Solar water pumps enable you to move water from its remote source to where you need it, without access to power lines. Solar pumping has three primary uses; domestic use for washing, cooking and drinking, livestock watering, and irrigation. The same basics are used for all three requirements, although domestic use may require additional capabilities. We’ll discuss domestic use for this blog. We’ll cover irrigation and livestock in a future blog post. Solar water pumps are different from regular AC powered pumps in more ways than the simple fact that they use DC power instead of AC. Most solar pumps are designed to be used in off-grid situations, and are designed to be extremely efficient. By not experiencing losses when going from DC to AC and back to DC, you can maximize your pumping while minimizing your power use. The most efficient way to use a solar pump is PV-direct, powering the pump directly off the solar panels, without using batteries. Rather than experiencing losses through storing power in batteries, the water itself is stored in a cistern or tank to be used when needed. It’s much easier to store water than power. The difference between a cistern and a tank is a cistern has a removable lid, and a tank is generally sealed.
SUBMERSIBLE SOLAR PUMPS VS SURFACE PUMPS
Solar water pumps are typically divided into two categories:submersible pump and surface pump. A submersible pump is installed under water, usually in a well, but can also be in a pond or stream if raised off the bottom. A surface pump is installed above the water, with an intake hose feeding the pump from the water source, and the output hose feeding the tank. Pumps are able to push water out much higher than they are able to suck water in, so the they need to be close to the water source. Keep the head, or the height difference between the water and the pump,as low as possible.

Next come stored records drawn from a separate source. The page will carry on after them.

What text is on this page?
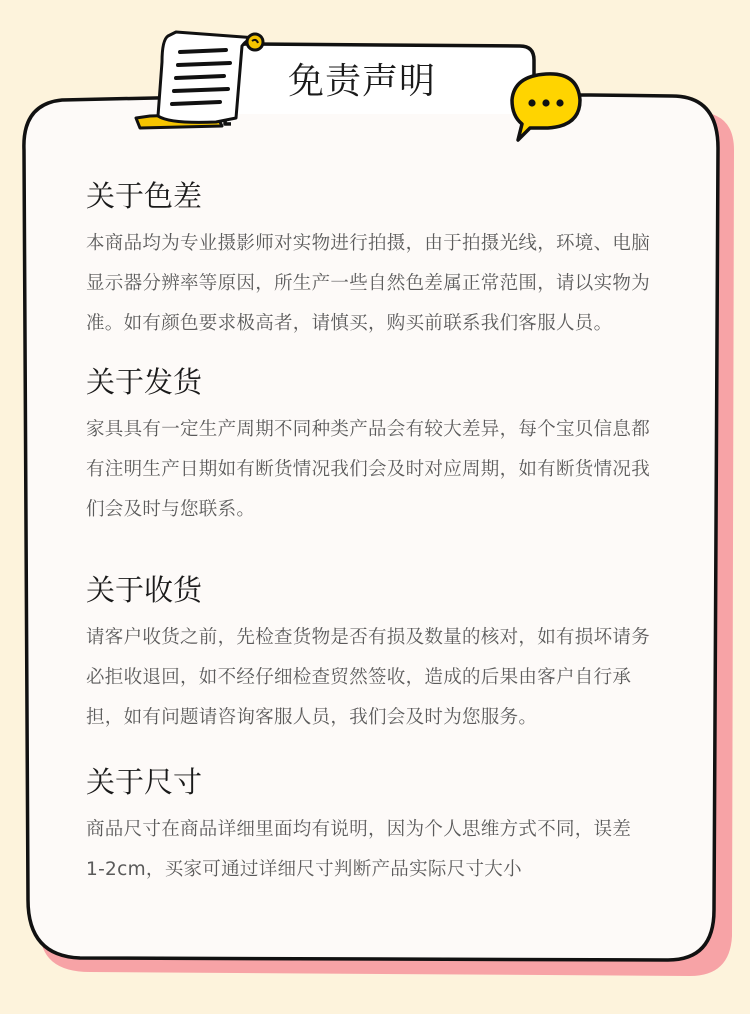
免责声明
关于色差

本商品均为专业摄影师对实物进行拍摄，由于拍摄光线，环境、电脑
显示器分辨率等原因，所生产一些自然色差属正常范围，请以实物为
准。如有颜色要求极高者，请慎买，购买前联系我们客服人员。

关于发货

家具具有一定生产周期不同种类产品会有较大差异，每个宝贝信息都
有注明生产日期如有断货情况我们会及时对应周期，如有断货情况我
们会及时与您联系。

关于收货

请客户收货之前，先检查货物是否有损及数量的核对，如有损坏请务
必拒收退回，如不经仔细检查贸然签收，造成的后果由客户自行承
担，如有问题请咨询客服人员，我们会及时为您服务。

关于尺寸

商品尺寸在商品详细里面均有说明，因为个人思维方式不同，误差
1-2cm，买家可通过详细尺寸判断产品实际尺寸大小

Most of us need a boost to get going in the morning; a solar pump is no different. Pumps generally require a high surge in current when starting up, but not a lot of voltage. As a result, when solar pumps are starting in the dim, morning light, it can sometimes have trouble
getting started. LCB is a device that can be installed between the solar panel array and the pump to increase the current output to get the pump going in lower light. It does so by dropping the voltage output, which doesn’t affect the water flow as much as current does. This will allow pumping to begin earlier in the day, and continue later in the afternoon as the sun is heading down – giving you more water pumped overall during the day.